Why? Apparently Bob Whitaker wanted to represent the relationships between birth, life and death!

Whitaker got the idea for the 'butcher' picture from a German artist of the 1930's, Hans Bellmer, who had pictures of dismembered dolls in one of his books, 'Die Puppe'.

Goldmine magazine conducted an interview with Robert Whitaker, published in their Nov. 15, 1991 issue. Relevant excerpts are included. We recommend you search for the original issue for the complete interview. (On "Yesterday and Today" or "The Butcher Cover")

GM: Does it have a real title?

W: It's in fact called "A Somnambulant Adventure."

GM: How did that photo, featuring the Beatles among slabs of meat and
decapitated dolls, come about? Was it your idea or the Beatles'?

W: It was mine. Absolutely. It was part of three pictures that should have gone into an icon. And it was a rough. If you could imagine, the background of that picture should have been all gold. Around the heads would have gone silver halos, jeweled. Then there are two other pictures that are in the book [The Unseen Beatles. Collins Publishers, San Francisco, 1991], but not in color.

GM: How did you prepare for the shoot?

W: It was hard work. I had to go to the local butcher and get pork. I had to go to a doll factory and find the dolls. I had to go to an eye factory and find the eyes. False teeth. There's a lot in that photograph. I think John's almost-last written words were about that particular cover; that was pointed out to me by Martin Harrison, who wrote the text to my book. I didn't even know that, but I'm learning a lot.

[...]

GM: Why meat and dolls? There's been a lot of conjecture over the years about what that photo meant. The most popular theory is that it was a protest by the Beatles against Capitol Records for supposedly "butchering" their records in the States.
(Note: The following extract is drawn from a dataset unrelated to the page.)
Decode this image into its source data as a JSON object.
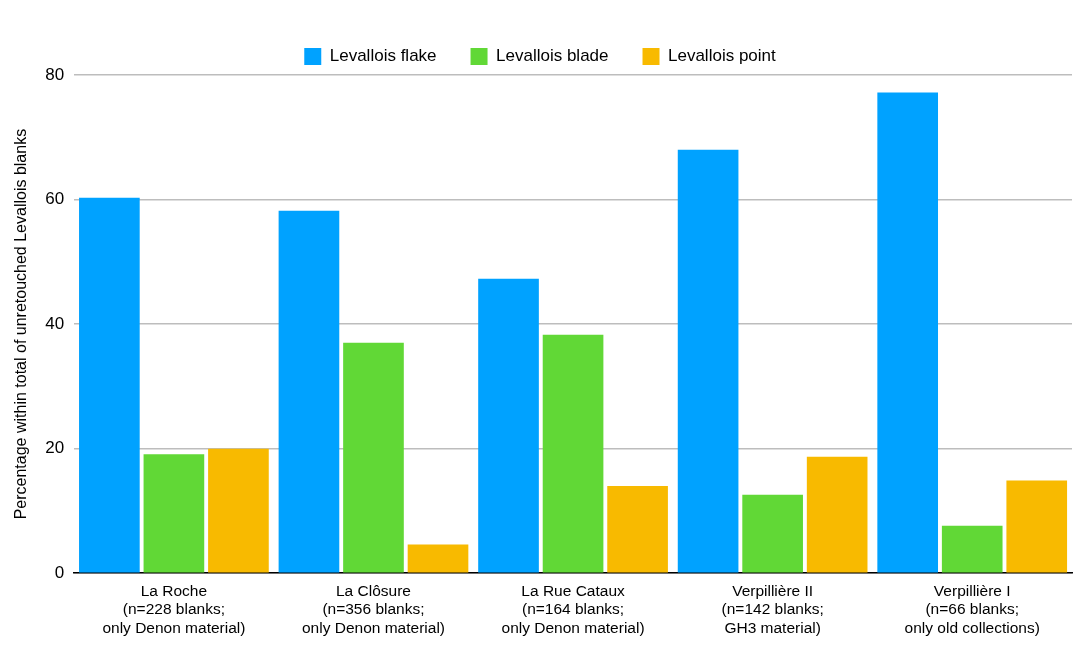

W: Rubbish, absolute nonsense. If the trilogy or triptych of the three photographs had ever come together, it would have made sense. There is another set of photos in the book which is the Beatles with a girl with her back toward you, hanging on to sausages. Those sausages were meant to be an umbilical cord. Does this start to open a few chapters?

[...]

GM: Were you aware when you shot it that Capitol Records was going to use it as a record cover?

W: No.

GM: Were you upset when they did and then when they pulled it and replaced it with another photo?

W: Well, I shot that photo too, of them sitting on a trunk, the one that they pasted over it. I fairly remember being bewildered by the whole thing. I had no reason to be bewildered by it, purely and simply, because it could certainly be construed as a fairly shocking collection of bits and pieces to stick on a group of people and represent that [the "butchering" of the Beatles' records] in this country [the U.S.].